KARACHI: Assets under management of mutual fund industry galvanised by 51 per cent during the financial year 2012 to touch Rs379 billion. The growth was twice the 25 per cent witnessed in FY11 over the year before.

Income Funds received the largest investor savings to show a jump of 124 per cent over the previous year. It was followed by money market fund up 95 per cent; Islamic income fund 43 per cent and Islamic money market fund 22 per cent over the earlier year.

A report prepared by Mazhar A. Sabir at brokerage InvestCap showed that the performance during the first quarter financial year 2012 stood relatively depressed, evidencing a decline of 1.2 per cent during July-Sept 2011. However, the later three quarters of FY12 witnessed robust growth of average 15 per cent quarter-on-quarter (QoQ) of FY12.

However on monthly basis, the industry revealed a drop of three per cent in June 2012 to Rs379 billion, over the earlier month’s Rs390 billion.

During FY12, the fixed income funds category of open-ended funds registered an appreciation of a massive 124 per cent YoY to reach Rs87 billion and contributed 24 per cent to the total open-ended size of the industry as compared to 17 per cent contribution witnessed in FY11.

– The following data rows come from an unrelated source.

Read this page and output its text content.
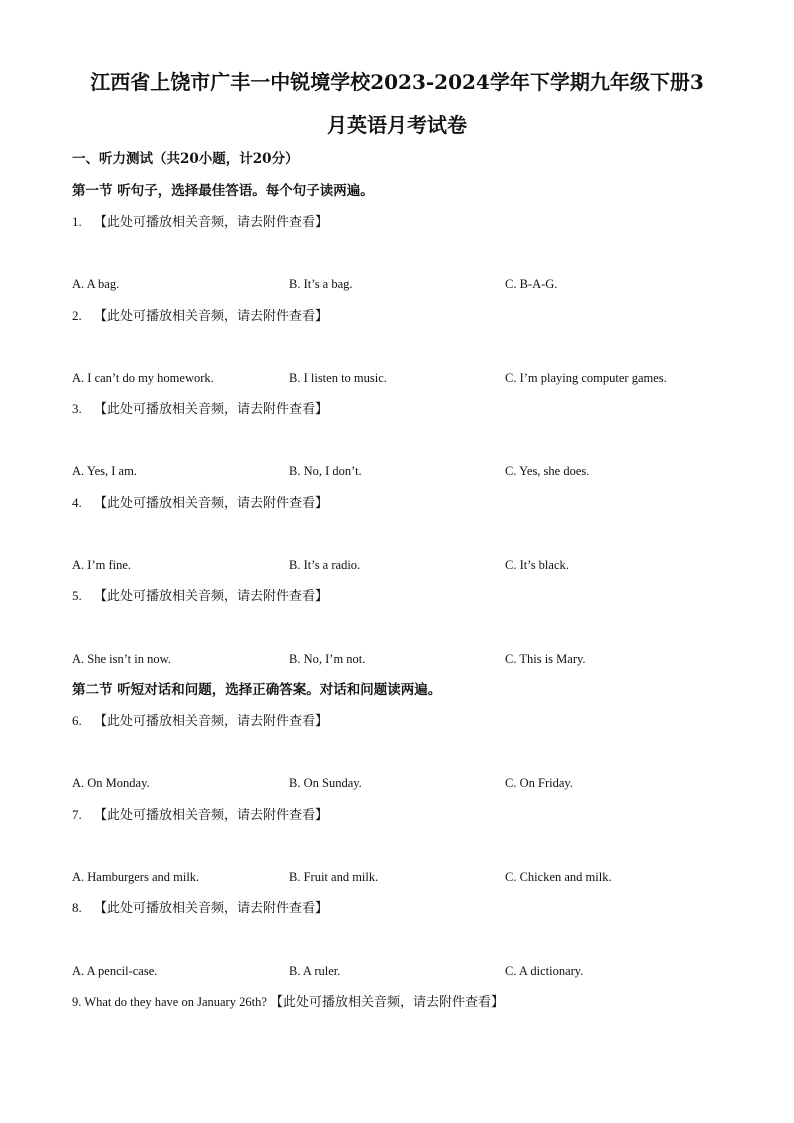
江西省上饶市广丰一中锐境学校2023-2024学年下学期九年级下册3
月英语月考试卷
一、听力测试（共20小题，计20分）
第一节 听句子，选择最佳答语。每个句子读两遍。
1. 【此处可播放相关音频，请去附件查看】
A. A bag.	B. It’s a bag.	C. B-A-G.
2. 【此处可播放相关音频，请去附件查看】
A. I can’t do my homework.	B. I listen to music.	C. I’m playing computer games.
3. 【此处可播放相关音频，请去附件查看】
A. Yes, I am.	B. No, I don’t.	C. Yes, she does.
4. 【此处可播放相关音频，请去附件查看】
A. I’m fine.	B. It’s a radio.	C. It’s black.
5. 【此处可播放相关音频，请去附件查看】
A. She isn’t in now.	B. No, I’m not.	C. This is Mary.
第二节 听短对话和问题，选择正确答案。对话和问题读两遍。
6. 【此处可播放相关音频，请去附件查看】
A. On Monday.	B. On Sunday.	C. On Friday.
7. 【此处可播放相关音频，请去附件查看】
A. Hamburgers and milk.	B. Fruit and milk.	C. Chicken and milk.
8. 【此处可播放相关音频，请去附件查看】
A. A pencil-case.	B. A ruler.	C. A dictionary.
9. What do they have on January 26th? 【此处可播放相关音频，请去附件查看】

Money Market funds revealed consistency in growth at 95 per cent, about the same as the earlier two year’s growth at 100 per cent YoY.

With the induction of two new money market funds, the net assets of the category reached Rs150 billion in June 2012, as compared to the June 2011 size of Rs77 billion.

Money market funds, therefore, stood out as the largest category in the mutual funds industry. “The reason for the phenomenal growth in money market funds was the investor’s general preference for low risk better return product,” said the analyst.

However, due to redemption effect of year end, the category size decline by 7 per cent in June over the same month last year. During FY12, the money market funds category earned average return of 11.2 per cent YoY.

“Since the SBP has kept the discount rate at existing levels since October 2011, the money market funds managers are shifting their investment in six-month papers and getting better returns from their investments in treasury Bills,” the analyst said.

The Equity Funds category remained stagnant over the FY11 level of Rs252 billion. The benchmark KSE-100 index gained 10.4 per cent YoY from 12,496 points levels in Jun-11 to close at 13,801 points in Jun-12.

The equity funds category posted an average return of 13.5 per cent YoY, outperforming the KSE 100-index by 320bps over the year.